C’è ancora domani? Altroché! La marcia trionfale della prima prova alla regia di Paola Cortellesi sembra oramai inarrestabile. In nemmeno tre settimane di programmazione ha racimolato 13 milioni di euro, di cui 4 milioni e mezzo solo nell’ultimo weekend, segno che il principio del moltiplicatore del passaparola ha funzionato come non accadeva da almeno un quinquennio. Per fare un confronto sempre a casa Cortellesi, il campione d’incassi Come un gatto in tangenziale (2017) fece 9 milioni e seicentomila euro a fine percorso (cioè dopo qualche mese). Ancora un altro confronto da brividi con i numeri. Cado dalle nubi (2009), il primo film di Zalone, prodromo dei botti successivi ha fatto 14 milioni di incassi a fine corsa, cifra che C’è ancora domani raggiungerà comodamente e supererà nel prossimo fine settimana. Insomma, a occhio un film in bianco e nero con una trametta esile e scolastica, girato praticamente tutto in una sottoscala anni quaranta modello Parasite con attori in vestaglietta e canottiera, potrebbe infilarsi tra i successi di Aldo, Giovanni e Giacomo (La leggenda di Al, John e Jack- Così è la vita) che fecero sui 22 milioni e la coppia Benigni/Pieraccioni con Pinocchio/Fuochi d’artificio tra i 25 e 26 milioni di euro, se non addirittura spingersi tra i 28/29 milioni di incassi di Benvenuti al Nord e Benvenuti al Sud di Luca Miniero.

Chi lo va a vedere? Chi va al cinema a vedere questa stramba replica di neorealismo Castellani/Pagliero che tampona improvvisamente un carico di titoli di Raffaello Matarazzo? Difficile dirlo. Certo è che il richiamo al femminile di Paola Cortellesi, qui regista, attrice e sceneggiatrice, è una sorta di arma moderatamente trasversale a sinistra come a destra sia per un pubblico più generalista, abituato alla Paola simpatica e graziosa della tv, lontano dal cinema da tempo; sia per le nicchie dure e pure della cinefilia che masticano film incasellabili spesso dai risultati ben peggiori, quindi non pronti a vere e proprie stroncature. Inoltre, il richiamo “femminista” che il film riserva come colpo di scena finale rimescola le carte modello Non una di meno, fenomeno di massa al femminile che nessuno ricorda più nelle sue esatte immense proporzioni quantitative, ma che richiama un po’ quel gesto assoluto e totale che la protagonista di C’è ancora domani vuole compiere a tutti i costi rompendo la gabbia oppressiva familiare/maschilista. Curioso peraltro che C’è ancora domani, pronto già da fine primavera inizio estate, abbia scavallato il Festival di Venezia per finire nel calderone della Festa di Roma, continuando a perpetuare un sinistro dualismo tra qualità e quantità (Roma l’ha ovviamente raccolto perché lasciato lì…) che i due dirimpettai festivalieri italiani sembrano incarnare in maniera caricaturale.

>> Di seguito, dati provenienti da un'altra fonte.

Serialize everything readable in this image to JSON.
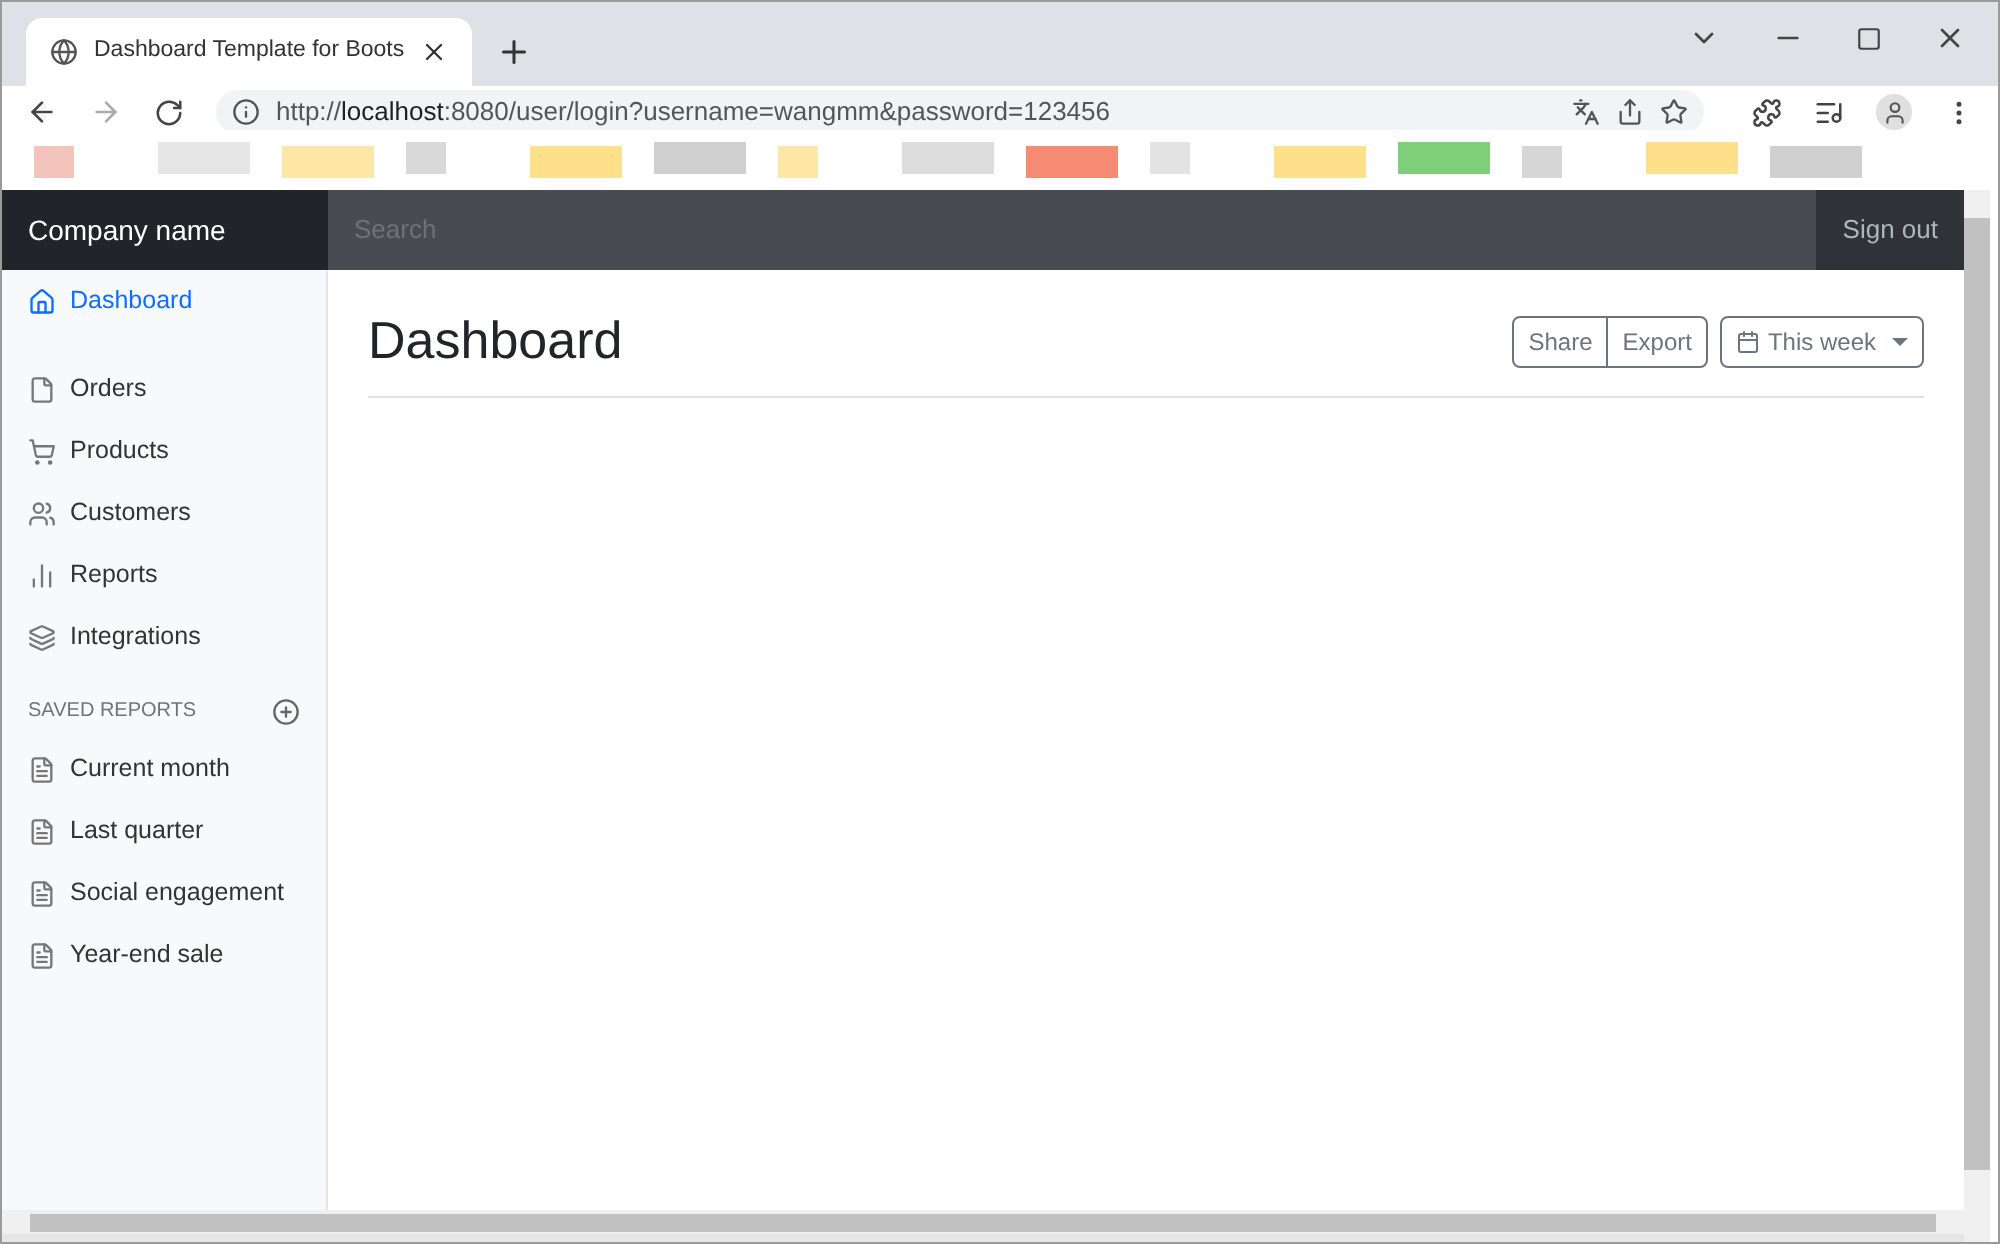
{
  "browser": {
    "tab_title": "Dashboard Template for Boots",
    "url_prefix": "http://",
    "url_host": "localhost",
    "url_rest": ":8080/user/login?username=wangmm&password=123456"
  },
  "navbar": {
    "brand": "Company name",
    "search_placeholder": "Search",
    "sign_out": "Sign out"
  },
  "sidebar": {
    "items": [
      {
        "label": "Dashboard",
        "selected": true
      },
      {
        "label": "Orders",
        "selected": false
      },
      {
        "label": "Products",
        "selected": false
      },
      {
        "label": "Customers",
        "selected": false
      },
      {
        "label": "Reports",
        "selected": false
      },
      {
        "label": "Integrations",
        "selected": false
      }
    ],
    "saved_heading": "SAVED REPORTS",
    "saved_items": [
      {
        "label": "Current month"
      },
      {
        "label": "Last quarter"
      },
      {
        "label": "Social engagement"
      },
      {
        "label": "Year-end sale"
      }
    ]
  },
  "main": {
    "title": "Dashboard",
    "buttons": [
      "Share",
      "Export"
    ],
    "period": "This week"
  }
}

Tre pregi. Da qualche parte abbiamo letto che C’è ancora domani ha successo perché è un film che “parla di tutti”. Ora, sbrogliato un po’ meglio il concetto (tutti chi? tutti come?), è evidente che un pregio enorme di C’è ancora domani sta proprio in questa sintesi valoriale nazional popolare dove la riconoscibilità specchio della sciura milanese di Porta Venezia si può amalgamare naturalmente con quella sora romana del Testaccio. C’è ancora domani, sceneggiato dalla Cortellesi e dal duo Furio Andreotti (factotum cine-tv-teatrale della Cortellesi) e Giulia Calenda (sorella del leader politico, Carlo), sembra infatti essere uscito (in)volontariamente da quelle griglie di prova che le grandi major sottopongono prima al settore marketing e pubblicità poi agli spettatori test per indirizzare un prodotto verso un target socio-culturale preciso e cospicuo di riferimento per andare sul sicuro. Un altro pregio evidente è il corpo cortellesiano messo in primo piano per oltre il 90% delle inquadrature. Lo si priva di malizia, di ammiccamenti oltre la buona educazione generica, lo si imbruttisce (Cortellesi non ha mai veramente usato il proprio corpo tout court per affermarsi nel mondo dello spettacolo) e questo fa emergere nel film, come nell’intera carriera dell’attrice romano abruzzese, una sorta di purezza talentuosa e asessuata, di slancio performativo che va oltre l’estetica e si afferma direttamente nell’etica. Infine c’è questo uso sorprendente, improvviso e nostalgico, del senso della Storia – qui il voto femminile e il voto in sé nel corso del tempo – che nel 2023, provata ogni soluzione partitica, oscilla tra una speranza utopica ovviamente annacquata e uno slancio politico collettivo degno di miglior causa ma che, in quel contesto del passato, segnala e ricorda l’intonsa idealità che ha accompagnato le grandi trasformazioni sociali del Novecento nel dopoguerra.

E tre (quattro, cinque…) difetti. C’è ancora domani, in fondo, è uno di quei trailer parodici di Maccio Capatonda allungato a misura proiezione tradizionale. L’uso che si fa degli stilemi formali distintivi del neorealismo (quando ricordo quella Roma, la ricordo in bianco e nero, ha spiegato la Cortellesi) ha lo stesso valore concettuale e procedurale dell’uso di un filtro di Instagram tra Tokyo, Moon e Willow. La struttura narrativa è superficialmente espositiva e ripetitiva, figlia di una semplificazione/snellimento dell’intreccio (e dell’intrigo) sbilanciata sul finalone a sorpresa e soprattutto tentativo dimostrativo di saper masticare con destrezza il confronto con la gloriosa naturalezza del passato poetico-industriale un po’ come se il trio Andreotti-Calenda-Cortellesi fosse il naturale procedimento degli Age-Scarpelli-Scola o direttamente dei Zavattini- Amidei-Cecchi D’Amico. Quando poi pensiamo che oggi il segno della ribellione/rivoluzione si racchiude nel recupero di una playlist didascalica pop – la fuga fuori casa di Cortellesi è contrassegnata da Bombs over Baghdad! – con Fabio Concato, La sera dei miracoli di Dalla o le canzonette popolari sanremesi pre beat, c’è solo da rimpiangere il barocchismo insinuante di un Morricone o di un Piccioni. Altri puntelli bizzarri e curiosi per non fare un film neorealista che sembra una palla li abbiamo? Sì, l’uso di coreografie meccaniche e accennate tra marito e moglie affinché non si mostrino i dettagli della violenza domestica come fossimo in un horror ma attraverso una soluzione creativamente illuminante in modo da risultare ben educati e rispettosi di uno spettatore pudico protomorettiano, ma non allontanandosi troppo dalla profondità realizzativa di uno spot.